Tamara Mendeley había estado contando. No ovejas; eso vendría después. Ella contaba semanas, días y horas. Estaba a solo un fin de semana de cumplir siete años con Daniel, un hito que, según las películas y las revistas, se consideraba la prueba de fuego del amor, el umbral de la eternidad. Deberían estar eligiendo el color de los manteles para la cena de aniversario que ella había planeado minuciosamente.
En su lugar, estaba sentada en el suelo de su diminuto apartamento nuevo, mirando la caja de cartón que contenía el 50% de su vida pasada.
El recuerdo del final era tan nítido que todavía podía sentir el frío del teléfono contra su oreja. No fue una escena dramática, ni un portazo, ni siquiera una discusión digna de reality show. Fue una llamada de tres minutos.
“... Y creo que es mejor así, Tami,” había dicho Daniel, su voz resonando con una irritante calma profesional. “No eres tú, soy yo. Bueno, en realidad, no era yo, eras tú. Tú y tus planes, tus listas, tu..." Exigencia de futuro. Eso quiso decir.
Silencio. El único sonido fue el del hielo derritiéndose en el vaso de Daniel, al otro lado del teléfono. Su vida amorosa se había resuelto con un sorbo de whisky. Siete años borrados por una frase trillada y un tono de voz aburrido.
Ahora, Tamara solo tenía una certeza: la vida le había dado un billete de primera clase hacia la decepción. Y a las 3 de la mañana, en medio de cajas de mudanza y el glamour de un vestido de gala que se había puesto por pura ironía, empezó a entender lo que era el verdadero insomnio. No por ansiedad, sino por la furia tranquila de haber perdido el tiempo. Y justo entonces, oyó una taza caer con estrépito en el balcón de al lado.
Para Agustín Alcántara, el insomnio no era un síntoma de un corazón roto.
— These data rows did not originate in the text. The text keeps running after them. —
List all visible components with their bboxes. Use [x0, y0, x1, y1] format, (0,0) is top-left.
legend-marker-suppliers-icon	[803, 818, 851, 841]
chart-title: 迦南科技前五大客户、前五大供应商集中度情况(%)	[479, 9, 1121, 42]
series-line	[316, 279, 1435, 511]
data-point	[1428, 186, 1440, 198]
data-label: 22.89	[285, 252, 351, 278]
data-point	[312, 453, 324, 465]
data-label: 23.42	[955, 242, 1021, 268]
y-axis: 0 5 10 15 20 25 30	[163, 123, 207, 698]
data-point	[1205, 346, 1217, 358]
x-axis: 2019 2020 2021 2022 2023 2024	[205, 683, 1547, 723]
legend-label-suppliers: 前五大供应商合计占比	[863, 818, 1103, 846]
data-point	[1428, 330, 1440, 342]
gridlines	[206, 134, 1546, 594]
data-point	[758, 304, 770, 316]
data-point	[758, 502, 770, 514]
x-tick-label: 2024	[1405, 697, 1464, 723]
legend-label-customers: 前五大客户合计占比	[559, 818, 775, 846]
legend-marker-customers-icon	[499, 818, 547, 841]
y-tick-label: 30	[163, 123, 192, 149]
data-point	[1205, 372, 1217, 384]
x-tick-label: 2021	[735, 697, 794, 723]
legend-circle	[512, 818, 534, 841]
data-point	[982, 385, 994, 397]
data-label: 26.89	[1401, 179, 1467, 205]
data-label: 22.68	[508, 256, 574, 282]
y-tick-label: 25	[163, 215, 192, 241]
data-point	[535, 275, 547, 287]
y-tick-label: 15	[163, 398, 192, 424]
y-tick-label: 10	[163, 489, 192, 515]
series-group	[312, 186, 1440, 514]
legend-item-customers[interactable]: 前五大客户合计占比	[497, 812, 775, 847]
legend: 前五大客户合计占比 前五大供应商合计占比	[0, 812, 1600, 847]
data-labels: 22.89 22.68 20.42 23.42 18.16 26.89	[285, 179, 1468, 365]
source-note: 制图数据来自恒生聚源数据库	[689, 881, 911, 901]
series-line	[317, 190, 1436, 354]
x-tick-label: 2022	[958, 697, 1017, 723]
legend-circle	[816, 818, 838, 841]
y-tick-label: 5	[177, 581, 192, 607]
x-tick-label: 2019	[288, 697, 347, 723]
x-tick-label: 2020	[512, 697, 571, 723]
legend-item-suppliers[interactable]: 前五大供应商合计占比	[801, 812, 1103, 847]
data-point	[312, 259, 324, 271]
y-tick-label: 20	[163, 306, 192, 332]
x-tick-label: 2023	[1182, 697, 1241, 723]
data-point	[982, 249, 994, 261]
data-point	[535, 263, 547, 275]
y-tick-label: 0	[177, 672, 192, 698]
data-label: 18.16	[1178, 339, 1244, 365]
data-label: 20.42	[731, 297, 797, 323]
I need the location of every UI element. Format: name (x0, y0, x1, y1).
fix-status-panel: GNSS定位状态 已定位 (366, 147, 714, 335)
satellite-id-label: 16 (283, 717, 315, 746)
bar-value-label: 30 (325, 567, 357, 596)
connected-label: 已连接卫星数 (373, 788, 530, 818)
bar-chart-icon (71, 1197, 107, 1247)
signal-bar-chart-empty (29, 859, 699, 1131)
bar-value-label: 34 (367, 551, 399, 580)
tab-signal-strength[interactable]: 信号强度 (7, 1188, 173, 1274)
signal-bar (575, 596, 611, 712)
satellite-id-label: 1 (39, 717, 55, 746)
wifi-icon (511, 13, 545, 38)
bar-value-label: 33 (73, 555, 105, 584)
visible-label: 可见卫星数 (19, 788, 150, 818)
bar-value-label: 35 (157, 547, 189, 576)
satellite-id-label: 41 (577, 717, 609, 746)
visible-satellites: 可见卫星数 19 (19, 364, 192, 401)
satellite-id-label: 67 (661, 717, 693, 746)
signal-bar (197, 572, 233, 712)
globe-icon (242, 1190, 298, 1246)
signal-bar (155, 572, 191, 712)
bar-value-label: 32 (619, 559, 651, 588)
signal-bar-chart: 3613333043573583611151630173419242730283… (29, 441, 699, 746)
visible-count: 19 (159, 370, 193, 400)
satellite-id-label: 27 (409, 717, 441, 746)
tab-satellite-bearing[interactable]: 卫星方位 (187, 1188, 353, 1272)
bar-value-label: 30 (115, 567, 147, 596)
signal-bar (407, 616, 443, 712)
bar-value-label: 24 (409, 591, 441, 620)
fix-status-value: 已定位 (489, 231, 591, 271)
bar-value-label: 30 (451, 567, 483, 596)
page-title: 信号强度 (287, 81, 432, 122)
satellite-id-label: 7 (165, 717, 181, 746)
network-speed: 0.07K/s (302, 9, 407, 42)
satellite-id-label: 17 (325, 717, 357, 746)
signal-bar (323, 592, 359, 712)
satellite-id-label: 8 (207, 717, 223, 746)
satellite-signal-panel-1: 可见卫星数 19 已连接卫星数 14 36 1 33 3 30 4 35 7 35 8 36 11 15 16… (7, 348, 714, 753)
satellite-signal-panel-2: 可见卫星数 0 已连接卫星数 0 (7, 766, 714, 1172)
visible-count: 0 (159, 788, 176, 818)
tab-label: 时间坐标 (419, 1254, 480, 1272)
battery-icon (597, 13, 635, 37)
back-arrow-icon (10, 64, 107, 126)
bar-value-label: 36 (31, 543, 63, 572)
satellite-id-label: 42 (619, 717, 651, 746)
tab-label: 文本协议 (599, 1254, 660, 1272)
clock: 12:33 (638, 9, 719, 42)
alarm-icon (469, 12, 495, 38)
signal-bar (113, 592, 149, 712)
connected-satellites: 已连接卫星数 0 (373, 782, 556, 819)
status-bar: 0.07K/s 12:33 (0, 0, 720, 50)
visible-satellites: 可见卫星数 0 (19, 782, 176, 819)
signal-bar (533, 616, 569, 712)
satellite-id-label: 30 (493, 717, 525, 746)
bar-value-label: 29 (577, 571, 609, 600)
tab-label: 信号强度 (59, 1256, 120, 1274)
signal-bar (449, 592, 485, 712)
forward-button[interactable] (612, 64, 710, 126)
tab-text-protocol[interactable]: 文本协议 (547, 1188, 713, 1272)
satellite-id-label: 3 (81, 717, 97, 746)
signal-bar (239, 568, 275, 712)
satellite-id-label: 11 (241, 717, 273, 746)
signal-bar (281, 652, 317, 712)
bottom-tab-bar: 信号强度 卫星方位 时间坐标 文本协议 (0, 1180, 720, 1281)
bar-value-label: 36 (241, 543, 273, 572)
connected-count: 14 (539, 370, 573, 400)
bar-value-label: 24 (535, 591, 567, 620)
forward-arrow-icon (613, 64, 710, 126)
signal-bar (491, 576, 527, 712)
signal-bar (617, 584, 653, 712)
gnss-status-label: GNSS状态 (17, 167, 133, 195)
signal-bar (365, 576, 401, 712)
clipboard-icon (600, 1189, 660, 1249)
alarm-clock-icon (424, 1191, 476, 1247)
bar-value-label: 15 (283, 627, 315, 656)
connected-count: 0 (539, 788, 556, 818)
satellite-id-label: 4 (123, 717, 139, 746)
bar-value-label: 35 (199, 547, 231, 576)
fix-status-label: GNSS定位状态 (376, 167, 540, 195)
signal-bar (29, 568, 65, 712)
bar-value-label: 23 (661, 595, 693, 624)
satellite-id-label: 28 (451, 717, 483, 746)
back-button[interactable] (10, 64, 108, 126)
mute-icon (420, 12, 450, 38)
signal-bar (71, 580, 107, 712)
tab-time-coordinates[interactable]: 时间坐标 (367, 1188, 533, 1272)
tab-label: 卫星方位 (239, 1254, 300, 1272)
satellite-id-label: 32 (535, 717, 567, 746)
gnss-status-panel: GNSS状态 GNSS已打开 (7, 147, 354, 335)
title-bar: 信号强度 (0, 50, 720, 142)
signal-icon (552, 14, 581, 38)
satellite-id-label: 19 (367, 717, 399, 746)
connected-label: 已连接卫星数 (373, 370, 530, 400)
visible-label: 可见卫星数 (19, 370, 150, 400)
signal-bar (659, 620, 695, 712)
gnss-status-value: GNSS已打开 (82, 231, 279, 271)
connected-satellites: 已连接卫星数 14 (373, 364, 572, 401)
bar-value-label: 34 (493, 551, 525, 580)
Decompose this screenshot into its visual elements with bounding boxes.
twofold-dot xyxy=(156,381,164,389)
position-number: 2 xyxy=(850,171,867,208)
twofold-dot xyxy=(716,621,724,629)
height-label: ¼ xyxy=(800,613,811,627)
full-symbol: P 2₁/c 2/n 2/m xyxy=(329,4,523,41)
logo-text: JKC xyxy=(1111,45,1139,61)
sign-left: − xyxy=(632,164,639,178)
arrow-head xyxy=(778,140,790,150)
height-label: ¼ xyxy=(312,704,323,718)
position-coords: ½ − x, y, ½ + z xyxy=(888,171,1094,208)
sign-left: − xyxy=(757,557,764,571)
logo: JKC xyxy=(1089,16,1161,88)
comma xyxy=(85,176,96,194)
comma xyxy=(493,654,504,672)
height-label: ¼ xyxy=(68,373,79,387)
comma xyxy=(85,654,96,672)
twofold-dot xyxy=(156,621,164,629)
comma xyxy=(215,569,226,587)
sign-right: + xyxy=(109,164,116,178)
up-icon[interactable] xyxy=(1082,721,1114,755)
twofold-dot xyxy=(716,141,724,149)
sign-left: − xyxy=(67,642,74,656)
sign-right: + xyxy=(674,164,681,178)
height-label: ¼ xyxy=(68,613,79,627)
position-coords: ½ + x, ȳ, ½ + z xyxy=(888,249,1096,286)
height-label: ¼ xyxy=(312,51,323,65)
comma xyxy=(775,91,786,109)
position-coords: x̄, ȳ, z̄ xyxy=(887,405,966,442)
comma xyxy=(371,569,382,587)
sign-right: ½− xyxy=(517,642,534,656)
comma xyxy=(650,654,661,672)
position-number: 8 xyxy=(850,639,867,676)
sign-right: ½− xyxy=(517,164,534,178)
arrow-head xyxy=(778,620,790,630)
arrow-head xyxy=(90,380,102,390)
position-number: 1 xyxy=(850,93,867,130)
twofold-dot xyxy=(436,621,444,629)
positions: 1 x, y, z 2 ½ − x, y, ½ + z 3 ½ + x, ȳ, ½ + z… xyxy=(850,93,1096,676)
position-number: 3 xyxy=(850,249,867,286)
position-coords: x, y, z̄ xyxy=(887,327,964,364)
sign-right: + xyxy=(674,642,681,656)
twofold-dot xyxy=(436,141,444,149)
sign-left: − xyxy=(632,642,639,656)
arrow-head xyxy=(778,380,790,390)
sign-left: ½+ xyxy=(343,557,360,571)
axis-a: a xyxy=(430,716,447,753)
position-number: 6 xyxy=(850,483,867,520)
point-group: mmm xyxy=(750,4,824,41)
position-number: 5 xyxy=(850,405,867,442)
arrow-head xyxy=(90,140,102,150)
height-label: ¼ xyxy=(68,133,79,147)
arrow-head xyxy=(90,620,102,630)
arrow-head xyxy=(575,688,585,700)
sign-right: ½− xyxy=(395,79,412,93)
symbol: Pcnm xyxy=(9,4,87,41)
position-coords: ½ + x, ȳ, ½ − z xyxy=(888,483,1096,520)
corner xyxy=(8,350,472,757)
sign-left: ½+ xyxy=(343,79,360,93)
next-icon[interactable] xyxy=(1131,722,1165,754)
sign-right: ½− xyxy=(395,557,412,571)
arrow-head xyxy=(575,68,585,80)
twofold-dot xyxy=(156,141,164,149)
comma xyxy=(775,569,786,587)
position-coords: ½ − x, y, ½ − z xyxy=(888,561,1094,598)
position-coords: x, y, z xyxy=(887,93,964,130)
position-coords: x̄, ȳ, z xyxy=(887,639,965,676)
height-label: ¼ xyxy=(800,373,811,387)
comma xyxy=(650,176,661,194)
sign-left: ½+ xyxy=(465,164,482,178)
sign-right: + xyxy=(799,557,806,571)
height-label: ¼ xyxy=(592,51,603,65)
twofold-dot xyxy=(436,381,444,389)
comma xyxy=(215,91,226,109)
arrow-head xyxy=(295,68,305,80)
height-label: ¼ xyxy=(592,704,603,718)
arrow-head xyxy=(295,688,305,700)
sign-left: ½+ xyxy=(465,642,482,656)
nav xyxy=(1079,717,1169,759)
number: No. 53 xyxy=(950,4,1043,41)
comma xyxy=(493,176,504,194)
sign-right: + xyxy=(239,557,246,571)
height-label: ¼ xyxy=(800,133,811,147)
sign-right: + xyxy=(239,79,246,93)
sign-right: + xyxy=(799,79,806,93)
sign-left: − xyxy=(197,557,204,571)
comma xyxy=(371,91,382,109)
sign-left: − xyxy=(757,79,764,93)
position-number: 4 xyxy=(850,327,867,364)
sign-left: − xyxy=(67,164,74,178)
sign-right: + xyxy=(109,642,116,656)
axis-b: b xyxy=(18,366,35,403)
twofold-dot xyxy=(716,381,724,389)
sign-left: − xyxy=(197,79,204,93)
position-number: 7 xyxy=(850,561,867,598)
Era el eco constante de un motor que se apagó demasiado pronto. Habían pasado casi dieciocho meses desde el accidente.
Agustín todavía podía reconstruir el sonido de la noticia, el olor a hospital y la horrible quietud que siguió. El camión. La lluvia. Se fue. Su esposa, Elena, con quien había compartido una vida de sueños sencillos y madrugadas tranquilas, ya no estaba.
La gente le decía que fuera fuerte por el pequeño Lucas. Y lo intentaba. Durante el día, Agustín era el padre paciente que ayudaba a su hijo de cuatro años a construir castillos de Lego, el viudo estoico que sonreía y asentía a las condolencias.
Pero la noche era una prisión.
Cada vez que cerraba los ojos, la oscuridad no traía descanso; traía el fantasma de las noches pasadas, los sueños compartidos, la voz de Elena. Se despertaba sudando, con la respiración entrecortada. Contar ovejas era inútil; a la número quince, ya estaba pensando en la pila de cosas que su hijo había perdido y que él no sabía cómo reemplazar.
Agustín no buscaba amor, no buscaba una cura, solo buscaba el bendito silencio de su propia mente.
Esa noche, a las 3:15 AM, estaba en su balcón, el cual compartía una delgada pared divisoria con el de su nuevo vecino. Estaba preparando su décima taza de café de la noche cuando la taza se le escurrió de las manos, impactando el suelo y rompiendo el tenue silencio. Un minuto después, escuchó una risa ahogada y extrañamente histérica proveniente del otro lado.
El desvelo de Tamara y el desvelo de Agustín acababan de colisionar en la oscuridad.